In Family and Community Medicine (FCM) residency training, the biopsychosocial approach to care was translated to a teaching strategy and cognitive framework called patient-centered, family-focused, and community-oriented (PFC) lens. However, the PFC lens documented in a matrix has no evidence of its implementation acceptability and appropriateness for the users in the FCM training program. To determine the acceptability and appropriateness of the integration of the PFC lens in the Ortho-Geriatrics Fracture Liaison Service (OG-FLS) in applying the family medicine principles and achieving family practice required competencies of the residents in a tertiary hospital FCM training program. A cross-sectional survey was conducted using a 15-item self-administered pre-tested online questionnaire to gather feedback and experiences on the PFC lens integration. Answers to open-ended questions were coded and analyzed with MaxQDA and synthesized into themes while numerical rating scales were analyzed with Microsoft Excel into means and standard deviation.
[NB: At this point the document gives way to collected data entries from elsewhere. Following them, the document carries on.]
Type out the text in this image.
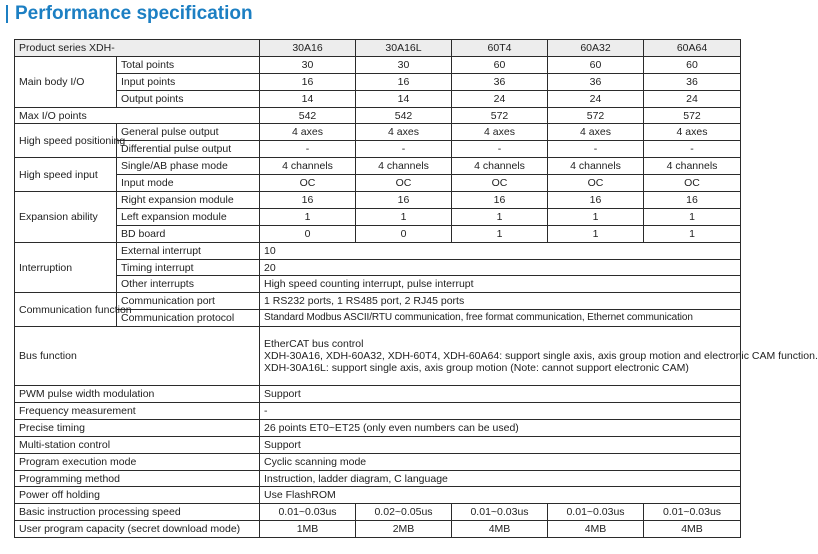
Performance specification
Product series XDH-		30A16	30A16L	60T4	60A32	60A64
Main body I/O	Total points	30	30	60	60	60
	Input points	16	16	36	36	36
	Output points	14	14	24	24	24
Max I/O points		542	542	572	572	572
High speed positioning	General pulse output	4 axes	4 axes	4 axes	4 axes	4 axes
	Differential pulse output	-	-	-	-	-
High speed input	Single/AB phase mode	4 channels	4 channels	4 channels	4 channels	4 channels
	Input mode	OC	OC	OC	OC	OC
Expansion ability	Right expansion module	16	16	16	16	16
	Left expansion module	1	1	1	1	1
	BD board	0	0	1	1	1
Interruption	External interrupt	10				
	Timing interrupt	20				
	Other interrupts	High speed counting interrupt, pulse interrupt				
Communication function	Communication port	1 RS232 ports, 1 RS485 port, 2 RJ45 ports				
	Communication protocol	Standard Modbus ASCII/RTU communication, free format communication, Ethernet communication				
Bus function		EtherCAT bus control
XDH-30A16, XDH-60A32, XDH-60T4, XDH-60A64: support single axis, axis group motion and electronic CAM function.
XDH-30A16L: support single axis, axis group motion (Note: cannot support electronic CAM)				

PWM pulse width modulation		Support				
Frequency measurement		-				
Precise timing		26 points ET0~ET25 (only even numbers can be used)				
Multi-station control		Support				
Program execution mode		Cyclic scanning mode				
Programming method		Instruction, ladder diagram, C language				
Power off holding		Use FlashROM				
Basic instruction processing speed		0.01~0.03us	0.02~0.05us	0.01~0.03us	0.01~0.03us	0.01~0.03us
User program capacity (secret download mode)		1MB	2MB	4MB	4MB	4MB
Nineteen residents answered the questionnaire. There were 47 OG-FLS patients referred to the service. Overall, the acceptability of the approach among FCM residents had an average score of 9.26 (SD ± 0.99) while appropriateness was rated 9.26 (SD ± 1.09) with 10 points as the highest score. The competencies achieved reported by residents were communicating effectively, collaborating with interprofessional teams, demonstrating clinical competence, and practice of biopsychosocial approach. The PFC lens integration in OG-FLS is acceptable and appropriate in the practice of multidisciplinary care in the in-patient setting among FCM residents. Its integration is aligned with the expected competencies of a family physician that trainees can apply in future practice.